Tisha Be’Av is a time of fasting and mourning for the loss of both Jewish temples. It is a time of reflection and personal, as well as collective, introspection. Tisha Be’ Av is the time to open ourselves to constructive criticism, to consider how to correct our wrongs and to change our ways. Our prime minister and government were given a prime opportunity to do this last week when the state comptroller released his much anticipated report on the government’s performance during the second Lebanon war.
In it, the state comptroller gave an in-depth description of the failure of government, police, fire department, medical services and social service functions during the war. Rather than receiving the comptroller’s criticism and considering his suggestions, Prime Minister Olmert lashed out and publicly attacked the comptroller for his report.
Prime Minister Olmert’s official response to the state comptroller’s report clearly expressed his lack of accountability to the Israeli public. In a booklet entitled “Comments of the Prime Minister to the State Comptroller”, Prime Minister Olmert stated, “The Comptroller marks attractive targets and shoots in all directions in order to achieve headlines and to create public opinion.”
This reaction makes it clear that Prime Minister Olmert still does not understand the devastation that he caused during the war. He has yet to take responsibility for approving a war that lasted 34 days leaving 1/3 of Israel’s civilian population in inadequate shelters.
Prime Minister Olmert is the first in Israeli history to allow an entire war to be fought within our borders and among our civilian population. Since Ben Gurion, Israel has succeeded in pushing the frontline of every battle into the heart of enemy territory.
The disability of the Prime Minister to consider constructive criticism and to rectify his actions is not only sad but also dangerous for Israel. It displays a deep immoral sickness that has been allowed to eat away at the legitimacy of the state like a cancer.

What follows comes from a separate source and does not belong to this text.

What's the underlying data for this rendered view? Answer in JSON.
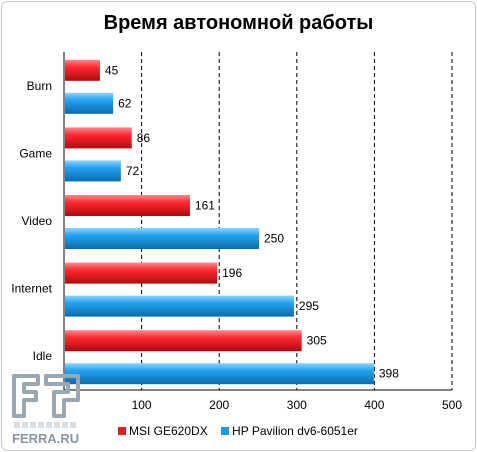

As we approach the fast of Tisha Be’ Av, I feel that it is necessary to recall this day not only in Israel’s historical past, but in our recent past as well. Last year during the fast of Tisha Be’ Av, five people were killed by rockets fired into Israel by Hamas. The families of Shimon Zribi, his 15-year-old daughter Mazal, Albert Ben-Abu, and Aryeh and Tiran Tamam don’t need an official report from the state comptroller to remind them of the shortage of usable shelters and the lack of government preparedness during the war. The skies rained rockets on Akko last Tisha Be’ Av and claimed the lives of these innocent people.
The fast of Tisha Be’ Av in 2005 was also a terrible day in our history. That was our last Tisha Be’ Av in Gush Katif. I was in Morag, praying in the synagogue. Two days later that very synagogue was dismantled and our brothers were forcefully uprooted from their homes. Our sages teach us that the second Jewish temple was destroyed as a punishment for Sinat Hinam, unnecessary hatred among brothers.
Those awful days continue to trouble me because I saw soldiers in IDF uniforms carrying out the most hateful act against their brothers, evicting them from their homes and destroying their synagogues. Prime Minister Ariel Sharon, his deputy Ehud Olmert as well as the their government forced this tragedy upon us and nothing was accomplished by it other than the creation of a radical Hamas state in the middle of Israel.
I am haunted by the thought that our army was so prepared to fight against its own brothers but yet was so unprepared to defend itself and Israel’s civilian population from our enemies one year later.
This Tisha Be’Av, I pray that we as a collective state will be humble enough to learn from the tragic mistakes we have seen this prime minister and his government make, to intercede in order to correct them and heed the warnings that have come from the state comptroller.